La peculiaridad del mal que consiste en impedir la expresión de una opinión es que se comete un robo a la raza humana, a la posteridad tanto como a la generación actual; a aquellos que disienten de esa opinión, más todavía que a aquellos que participan de ella. Si la opinión es verdadera, se les priva de la oportunidad de cambiar el error por la verdad; y si es errónea, pierden lo que es un beneficio no menos importante: la más clara percepción y la impresión más viva de la verdad, producida por su colisión con el error.

(…)

Toda época ha sostenido opiniones que las épocas posteriores han demostrado ser, no solo falsas, sino absurdas; y es tan cierto que muchas opiniones ahora generalizadas serán rechazadas por las épocas futuras, como que muchas que lo estuvieron en otro tiempo están rechazadas por el presente.
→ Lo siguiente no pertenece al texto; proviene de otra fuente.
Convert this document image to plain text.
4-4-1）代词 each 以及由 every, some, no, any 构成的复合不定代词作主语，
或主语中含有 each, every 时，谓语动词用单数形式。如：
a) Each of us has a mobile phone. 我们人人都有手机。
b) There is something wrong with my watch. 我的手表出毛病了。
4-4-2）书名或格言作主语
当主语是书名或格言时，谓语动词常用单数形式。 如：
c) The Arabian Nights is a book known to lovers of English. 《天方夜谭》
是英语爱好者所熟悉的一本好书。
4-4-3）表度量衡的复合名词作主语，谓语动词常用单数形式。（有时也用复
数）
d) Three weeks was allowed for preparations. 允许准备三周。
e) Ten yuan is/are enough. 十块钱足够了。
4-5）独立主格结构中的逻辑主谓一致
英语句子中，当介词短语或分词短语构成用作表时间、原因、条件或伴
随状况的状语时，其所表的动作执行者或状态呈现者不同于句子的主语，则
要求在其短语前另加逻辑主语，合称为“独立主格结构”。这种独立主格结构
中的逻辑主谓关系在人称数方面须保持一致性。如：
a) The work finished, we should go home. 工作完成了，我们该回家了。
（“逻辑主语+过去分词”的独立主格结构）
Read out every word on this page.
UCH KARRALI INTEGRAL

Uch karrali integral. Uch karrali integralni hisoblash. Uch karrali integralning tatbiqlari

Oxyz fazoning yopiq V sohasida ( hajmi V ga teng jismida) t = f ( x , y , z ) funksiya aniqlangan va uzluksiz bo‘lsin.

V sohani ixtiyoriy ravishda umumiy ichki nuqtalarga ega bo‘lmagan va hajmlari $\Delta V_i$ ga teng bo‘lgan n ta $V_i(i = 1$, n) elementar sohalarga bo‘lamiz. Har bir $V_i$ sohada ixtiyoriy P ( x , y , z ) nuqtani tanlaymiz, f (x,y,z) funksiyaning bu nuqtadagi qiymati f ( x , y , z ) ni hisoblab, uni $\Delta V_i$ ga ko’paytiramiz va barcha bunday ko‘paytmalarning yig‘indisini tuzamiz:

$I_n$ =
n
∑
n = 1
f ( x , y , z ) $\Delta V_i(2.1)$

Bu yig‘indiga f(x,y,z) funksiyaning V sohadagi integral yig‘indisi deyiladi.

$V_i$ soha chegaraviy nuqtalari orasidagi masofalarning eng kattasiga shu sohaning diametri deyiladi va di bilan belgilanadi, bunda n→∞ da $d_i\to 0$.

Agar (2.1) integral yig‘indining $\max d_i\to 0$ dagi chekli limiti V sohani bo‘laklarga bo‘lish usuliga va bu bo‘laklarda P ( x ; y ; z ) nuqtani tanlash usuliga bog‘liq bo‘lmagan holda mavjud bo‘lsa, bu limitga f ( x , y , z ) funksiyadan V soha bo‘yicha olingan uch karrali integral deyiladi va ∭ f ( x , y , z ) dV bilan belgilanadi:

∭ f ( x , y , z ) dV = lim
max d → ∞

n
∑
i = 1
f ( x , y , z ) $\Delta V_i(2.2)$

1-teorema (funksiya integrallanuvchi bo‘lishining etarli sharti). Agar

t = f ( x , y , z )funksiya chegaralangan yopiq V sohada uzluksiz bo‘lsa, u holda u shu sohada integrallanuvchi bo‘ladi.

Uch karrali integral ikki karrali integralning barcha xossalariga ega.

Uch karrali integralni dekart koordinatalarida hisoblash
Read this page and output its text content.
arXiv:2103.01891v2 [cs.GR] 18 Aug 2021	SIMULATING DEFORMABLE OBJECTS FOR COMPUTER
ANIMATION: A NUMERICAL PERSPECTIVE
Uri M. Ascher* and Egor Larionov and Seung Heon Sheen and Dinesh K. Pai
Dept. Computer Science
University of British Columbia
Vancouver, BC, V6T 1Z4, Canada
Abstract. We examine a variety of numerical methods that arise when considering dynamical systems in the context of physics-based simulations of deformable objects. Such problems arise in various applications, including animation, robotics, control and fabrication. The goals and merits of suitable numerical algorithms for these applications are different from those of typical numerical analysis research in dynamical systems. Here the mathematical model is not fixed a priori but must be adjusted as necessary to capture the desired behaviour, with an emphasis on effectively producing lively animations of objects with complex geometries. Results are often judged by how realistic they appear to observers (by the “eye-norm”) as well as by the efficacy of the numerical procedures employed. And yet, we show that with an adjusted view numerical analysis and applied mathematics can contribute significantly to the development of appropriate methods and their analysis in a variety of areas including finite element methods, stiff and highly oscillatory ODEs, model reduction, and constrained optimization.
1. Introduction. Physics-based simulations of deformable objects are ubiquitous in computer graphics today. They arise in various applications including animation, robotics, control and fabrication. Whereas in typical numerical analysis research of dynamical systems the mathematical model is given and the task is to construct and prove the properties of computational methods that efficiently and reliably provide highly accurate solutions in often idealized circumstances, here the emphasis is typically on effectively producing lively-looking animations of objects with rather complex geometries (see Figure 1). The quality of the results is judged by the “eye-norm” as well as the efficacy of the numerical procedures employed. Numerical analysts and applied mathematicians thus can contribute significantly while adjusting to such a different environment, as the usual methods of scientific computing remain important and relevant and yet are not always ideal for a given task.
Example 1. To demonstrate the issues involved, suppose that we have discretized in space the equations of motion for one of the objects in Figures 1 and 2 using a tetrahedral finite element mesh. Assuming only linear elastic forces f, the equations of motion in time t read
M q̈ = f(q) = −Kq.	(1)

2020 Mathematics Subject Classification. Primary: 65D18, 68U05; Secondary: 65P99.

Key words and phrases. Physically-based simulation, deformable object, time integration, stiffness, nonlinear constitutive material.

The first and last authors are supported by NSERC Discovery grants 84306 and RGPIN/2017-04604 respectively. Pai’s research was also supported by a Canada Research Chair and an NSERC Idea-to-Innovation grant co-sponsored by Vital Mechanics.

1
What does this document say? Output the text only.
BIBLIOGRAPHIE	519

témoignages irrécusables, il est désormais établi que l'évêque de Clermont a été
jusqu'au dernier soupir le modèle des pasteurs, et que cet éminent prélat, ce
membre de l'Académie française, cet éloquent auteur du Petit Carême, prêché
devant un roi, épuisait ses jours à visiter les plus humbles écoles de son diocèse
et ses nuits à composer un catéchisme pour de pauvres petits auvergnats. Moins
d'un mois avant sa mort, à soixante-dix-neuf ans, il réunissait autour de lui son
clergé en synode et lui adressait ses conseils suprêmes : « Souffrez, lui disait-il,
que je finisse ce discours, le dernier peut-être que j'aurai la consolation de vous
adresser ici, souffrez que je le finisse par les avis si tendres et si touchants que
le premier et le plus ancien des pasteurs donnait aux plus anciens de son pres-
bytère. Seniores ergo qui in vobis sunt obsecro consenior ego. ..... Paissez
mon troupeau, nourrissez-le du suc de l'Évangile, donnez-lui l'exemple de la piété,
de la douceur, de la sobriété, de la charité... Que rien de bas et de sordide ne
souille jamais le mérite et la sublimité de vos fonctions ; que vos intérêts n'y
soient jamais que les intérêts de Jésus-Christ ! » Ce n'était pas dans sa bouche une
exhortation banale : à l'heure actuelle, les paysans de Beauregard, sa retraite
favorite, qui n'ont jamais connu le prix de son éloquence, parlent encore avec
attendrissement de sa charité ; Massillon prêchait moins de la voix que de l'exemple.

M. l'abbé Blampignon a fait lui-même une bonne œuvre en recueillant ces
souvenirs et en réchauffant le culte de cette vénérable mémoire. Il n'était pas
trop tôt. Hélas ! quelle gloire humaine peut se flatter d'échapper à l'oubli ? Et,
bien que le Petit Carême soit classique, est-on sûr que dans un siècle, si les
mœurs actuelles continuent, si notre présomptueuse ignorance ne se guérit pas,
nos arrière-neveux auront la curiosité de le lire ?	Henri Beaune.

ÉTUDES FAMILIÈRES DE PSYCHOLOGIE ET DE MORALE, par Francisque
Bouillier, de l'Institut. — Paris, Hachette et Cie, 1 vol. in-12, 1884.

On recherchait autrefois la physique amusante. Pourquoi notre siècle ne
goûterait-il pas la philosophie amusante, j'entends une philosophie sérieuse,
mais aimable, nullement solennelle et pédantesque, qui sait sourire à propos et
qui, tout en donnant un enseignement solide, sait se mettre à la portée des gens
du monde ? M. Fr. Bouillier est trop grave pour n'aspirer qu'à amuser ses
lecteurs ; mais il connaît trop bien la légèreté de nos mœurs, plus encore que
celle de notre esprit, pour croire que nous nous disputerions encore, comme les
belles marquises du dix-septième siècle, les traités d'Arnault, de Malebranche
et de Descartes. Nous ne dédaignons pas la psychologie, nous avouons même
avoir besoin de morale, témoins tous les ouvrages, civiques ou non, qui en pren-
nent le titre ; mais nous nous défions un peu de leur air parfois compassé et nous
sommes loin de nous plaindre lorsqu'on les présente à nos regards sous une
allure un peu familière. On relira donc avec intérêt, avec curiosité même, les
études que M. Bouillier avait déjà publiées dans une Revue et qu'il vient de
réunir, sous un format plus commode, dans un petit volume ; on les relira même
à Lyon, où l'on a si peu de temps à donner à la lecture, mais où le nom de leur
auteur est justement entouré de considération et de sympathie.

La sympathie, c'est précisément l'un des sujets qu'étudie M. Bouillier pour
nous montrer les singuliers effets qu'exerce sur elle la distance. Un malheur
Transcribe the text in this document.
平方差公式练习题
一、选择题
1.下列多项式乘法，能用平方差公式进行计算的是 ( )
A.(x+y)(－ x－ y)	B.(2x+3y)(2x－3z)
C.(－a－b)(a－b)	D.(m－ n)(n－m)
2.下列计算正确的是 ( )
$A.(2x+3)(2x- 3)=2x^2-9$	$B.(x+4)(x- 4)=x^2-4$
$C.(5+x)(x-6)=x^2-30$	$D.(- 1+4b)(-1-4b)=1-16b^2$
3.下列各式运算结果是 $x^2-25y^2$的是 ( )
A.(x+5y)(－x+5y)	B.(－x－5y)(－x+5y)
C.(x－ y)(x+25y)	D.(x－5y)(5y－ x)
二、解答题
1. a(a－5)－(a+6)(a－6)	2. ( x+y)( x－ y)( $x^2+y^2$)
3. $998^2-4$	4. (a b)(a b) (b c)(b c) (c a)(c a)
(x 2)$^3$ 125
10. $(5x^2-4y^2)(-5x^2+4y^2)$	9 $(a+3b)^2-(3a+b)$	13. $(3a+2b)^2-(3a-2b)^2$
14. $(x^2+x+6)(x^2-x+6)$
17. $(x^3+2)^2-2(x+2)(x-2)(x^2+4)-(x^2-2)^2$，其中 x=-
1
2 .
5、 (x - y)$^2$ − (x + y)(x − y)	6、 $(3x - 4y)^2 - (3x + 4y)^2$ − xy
Todo demasiado complejo para que lo entendieran, antes, los esbirros de la Brigada Político-Social, y para que lo asimile hoy la policía del pensamiento que vigila al disertante cuando los ideólogos del colectivo LGTBI lo juzgan sospechoso de heterodoxia o apostasía. Pero es indispensable que sí lo entiendan y lo apliquen quienes se han comprometido, en su programa, a consolidar una sociedad respetuosa de los principios intrínsecos del centro liberal, progresista y aconfesional. Todavía confiamos en que quienes asumieron este compromiso lo cumplan. No es mucho pedir.

PD: Me alegra comprobar que esta vez Pilar Rahola ("Una conferencia", LV, 12/2) también defiende, aunque con otros argumentos y confesando que desoye los consejos de sus amigos políticamente correctos, la libertad de expresión de un disertante con el que discrepa.